Currently the PCC only acts when it has received a complaint from someone directly involved with the story in question.
Admitting that critics of the PCC believe it is ‘toothless’because it does not impose fines, the review states: ‘it is not within our remit directly to consider the issue of sanctions”.
However it states that fines would ‘introduce confrontation into a collaborative approach that generally works well”.
However, the review states that “the PCC must do more to demonstrate the effectiveness of its current sanctions, and ensure that they are properly exercised and understood”.
‘The commission already has the power to use oral hearings should it believe this would assist its function; it should be willing to deploy this power in appropriately serious circumstances and to make public that it is doing so.”
It adds: ‘The Governance Review recommends that the commission and PressBof [the body which collects the industry dues which fund the PCC] should consider setting up a joint working group further to consider sanctions.
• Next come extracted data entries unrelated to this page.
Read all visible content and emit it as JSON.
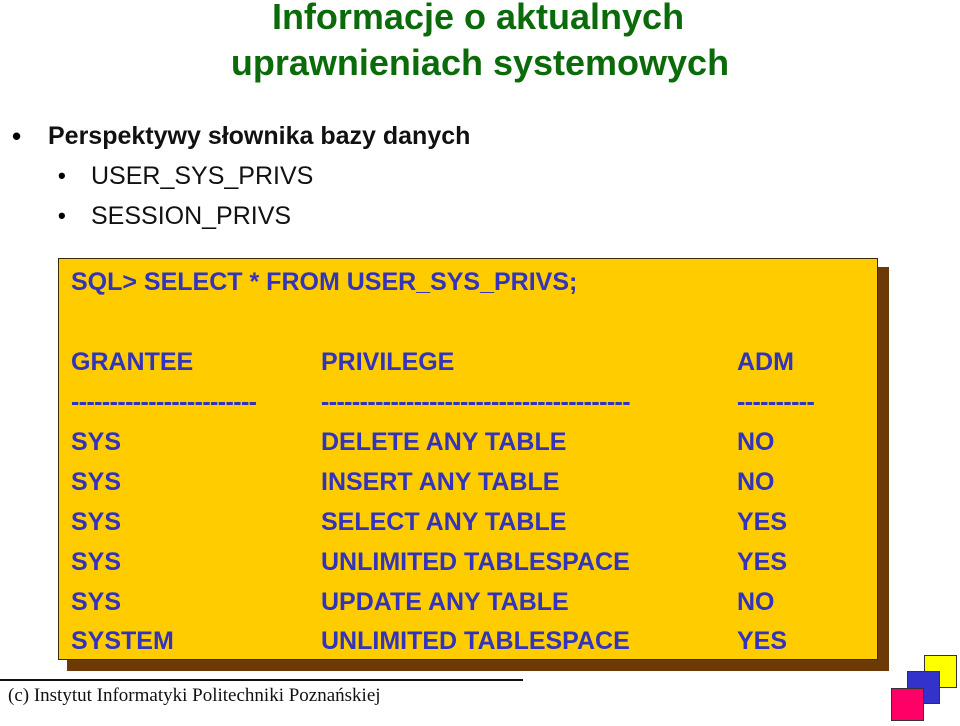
{
  "slide": {
    "title_lines": [
      "Informacje o aktualnych",
      "uprawnieniach systemowych"
    ],
    "bullets": [
      {
        "level": 1,
        "text": "Perspektywy słownika bazy danych"
      },
      {
        "level": 2,
        "text": "USER_SYS_PRIVS"
      },
      {
        "level": 2,
        "text": "SESSION_PRIVS"
      }
    ],
    "sql": {
      "query": "SQL> SELECT * FROM USER_SYS_PRIVS;",
      "headers": [
        "GRANTEE",
        "PRIVILEGE",
        "ADM"
      ],
      "separators": [
        "------------------------",
        "----------------------------------------",
        "----------"
      ],
      "rows": [
        [
          "SYS",
          "DELETE ANY TABLE",
          "NO"
        ],
        [
          "SYS",
          "INSERT ANY TABLE",
          "NO"
        ],
        [
          "SYS",
          "SELECT ANY TABLE",
          "YES"
        ],
        [
          "SYS",
          "UNLIMITED TABLESPACE",
          "YES"
        ],
        [
          "SYS",
          "UPDATE ANY TABLE",
          "NO"
        ],
        [
          "SYSTEM",
          "UNLIMITED TABLESPACE",
          "YES"
        ]
      ]
    },
    "footer": "(c) Instytut Informatyki Politechniki Poznańskiej",
    "colors": {
      "title": "#0b6b0b",
      "sql_background": "#ffcc00",
      "sql_text": "#3333bb",
      "sql_shadow": "#6b3a06",
      "logo_squares": [
        "#ffff00",
        "#3333cc",
        "#ff0066"
      ]
    }
  }
}
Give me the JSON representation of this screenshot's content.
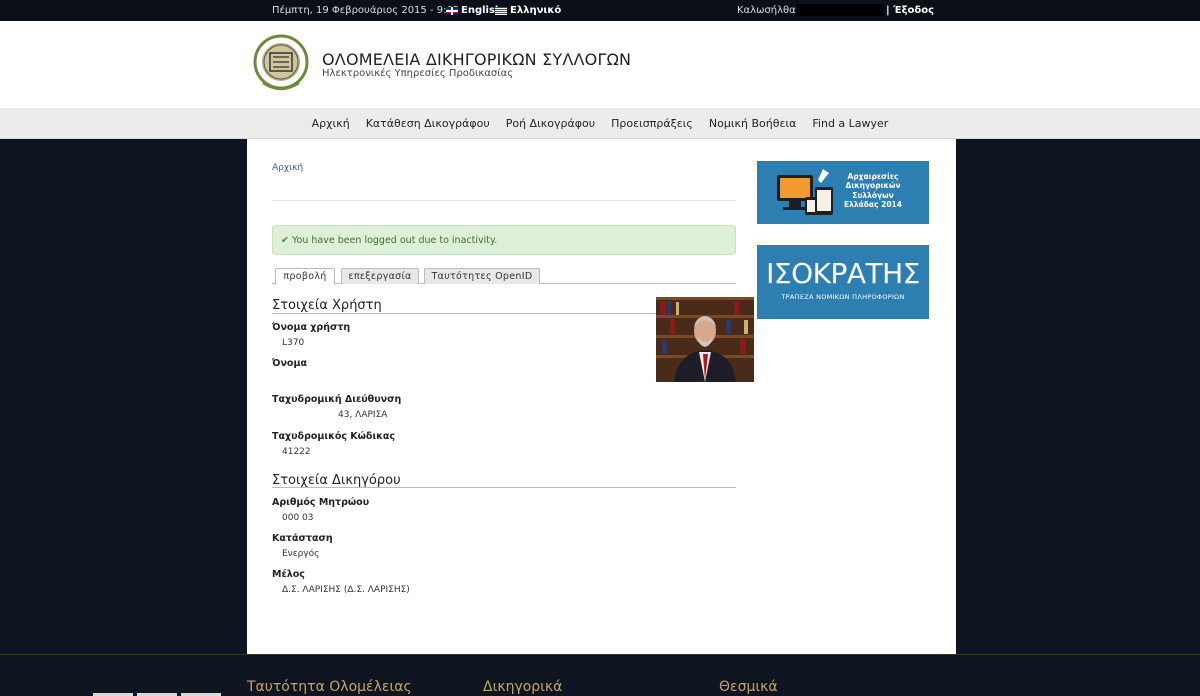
{
  "topbar": {
    "date": "Πέμπτη, 19 Φεβρουάριος 2015 - 9:02",
    "lang_en": "English",
    "lang_gr": "Ελληνικό",
    "welcome": "Καλωσήλθατε",
    "logout": "Έξοδος"
  },
  "header": {
    "title": "ΟΛΟΜΕΛΕΙΑ ΔΙΚΗΓΟΡΙΚΩΝ ΣΥΛΛΟΓΩΝ",
    "subtitle": "Ηλεκτρονικές Υπηρεσίες Προδικασίας"
  },
  "nav": {
    "items": [
      "Αρχική",
      "Κατάθεση Δικογράφου",
      "Ροή Δικογράφου",
      "Προεισπράξεις",
      "Νομική Βοήθεια",
      "Find a Lawyer"
    ]
  },
  "breadcrumb": "Αρχική",
  "alert": "You have been logged out due to inactivity.",
  "tabs": [
    "προβολή",
    "επεξεργασία",
    "Ταυτότητες OpenID"
  ],
  "user_section": {
    "heading": "Στοιχεία Χρήστη",
    "username_label": "Όνομα χρήστη",
    "username_value": "L370",
    "name_label": "Όνομα",
    "address_label": "Ταχυδρομική Διεύθυνση",
    "address_value": "43, ΛΑΡΙΣΑ",
    "postcode_label": "Ταχυδρομικός Κώδικας",
    "postcode_value": "41222"
  },
  "lawyer_section": {
    "heading": "Στοιχεία Δικηγόρου",
    "registry_label": "Αριθμός Μητρώου",
    "registry_value": "000 03",
    "status_label": "Κατάσταση",
    "status_value": "Ενεργός",
    "member_label": "Μέλος",
    "member_value": "Δ.Σ. ΛΑΡΙΣΗΣ (Δ.Σ. ΛΑΡΙΣΗΣ)"
  },
  "banner1": {
    "line1": "Αρχαιρεσίες",
    "line2": "Δικηγορικών",
    "line3": "Συλλόγων",
    "line4": "Ελλάδας 2014"
  },
  "banner2": {
    "title": "ΙΣΟΚΡΑΤΗΣ",
    "subtitle": "ΤΡΑΠΕΖΑ ΝΟΜΙΚΩΝ ΠΛΗΡΟΦΟΡΙΩΝ"
  },
  "footer": {
    "col1": "Ταυτότητα Ολομέλειας",
    "col2": "Δικηγορικά",
    "col3": "Θεσμικά"
  }
}
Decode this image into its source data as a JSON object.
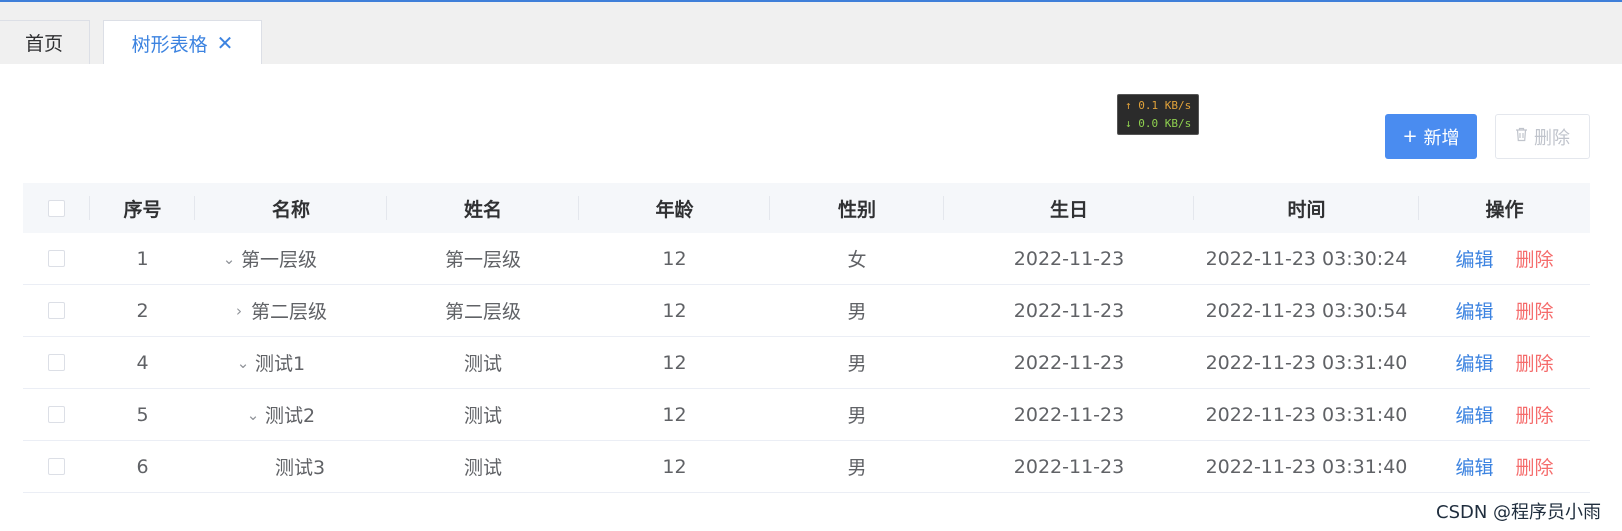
{
  "tabs": [
    {
      "label": "首页"
    },
    {
      "label": "树形表格",
      "close": "✕"
    }
  ],
  "speed": {
    "up": "↑ 0.1 KB/s",
    "down": "↓ 0.0 KB/s"
  },
  "toolbar": {
    "add_icon": "+",
    "add_label": "新增",
    "delete_icon": "trash-icon",
    "delete_label": "删除"
  },
  "table": {
    "columns": [
      "序号",
      "名称",
      "姓名",
      "年龄",
      "性别",
      "生日",
      "时间",
      "操作"
    ],
    "rows": [
      {
        "id": "1",
        "name": "第一层级",
        "person": "第一层级",
        "age": "12",
        "gender": "女",
        "birthday": "2022-11-23",
        "time": "2022-11-23 03:30:24",
        "expand": "⌄",
        "edit": "编辑",
        "delete": "删除"
      },
      {
        "id": "2",
        "name": "第二层级",
        "person": "第二层级",
        "age": "12",
        "gender": "男",
        "birthday": "2022-11-23",
        "time": "2022-11-23 03:30:54",
        "expand": "›",
        "edit": "编辑",
        "delete": "删除"
      },
      {
        "id": "4",
        "name": "测试1",
        "person": "测试",
        "age": "12",
        "gender": "男",
        "birthday": "2022-11-23",
        "time": "2022-11-23 03:31:40",
        "expand": "⌄",
        "edit": "编辑",
        "delete": "删除"
      },
      {
        "id": "5",
        "name": "测试2",
        "person": "测试",
        "age": "12",
        "gender": "男",
        "birthday": "2022-11-23",
        "time": "2022-11-23 03:31:40",
        "expand": "⌄",
        "edit": "编辑",
        "delete": "删除"
      },
      {
        "id": "6",
        "name": "测试3",
        "person": "测试",
        "age": "12",
        "gender": "男",
        "birthday": "2022-11-23",
        "time": "2022-11-23 03:31:40",
        "expand": "",
        "edit": "编辑",
        "delete": "删除"
      }
    ]
  },
  "watermark": "CSDN @程序员小雨"
}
We believe there are a range of creative ideas about how existing sanctions could be made more effective – and be seen to be so – and that these should be investigated.”
It states that ‘the PCC should consider revealing publicly when it has admonished an editor via correspondence”.
And it it also says: “The PCC should engage in more direct follow-up with editors, once a breach of the Code has been established and a ruling made. This may mean: the Chairman or Director meeting with the editor to discuss the problem; acting to ensure that practices within a newsroom have changed; inquiring – in very serious cases – about whether disciplinary action has been enforced.”
More power to lay (non press) members of the PCC
The majority of the members of the Press Complaints Commission are “lay members” from outside the industry.
The review suggests beefing up their role by ensuring that the deputy chairman of the PCC is a lay member.
The review said that its consultation had garnered little criticism of the Editors’ Code of Practice itself, but it noted that the Editors’ Code of Pratice Committee – chaired by Daily Mail editor Paul Dacre – has attracted “considerable criticism” because it has no lay members.
Stopping short of calling for non-industry representatives to sit on this committee, it said: “It is essential, however, to show there is an effective lay contribution to the workings of the code.”
More widespread involvement of editors in the PCC
No mention is made of the long-standing gripe that there is no representative on the PCC from journalist organisations, such as the National Union of Journalists.
But the review does suggest that ‘editorial service on the commission should become
more widespread, and be regarded as a duty of editors”.
It suggests a rota system so all national newspaper editors serve on the PCC
The review recommends that the the PCC should publish the minutes of its meetings.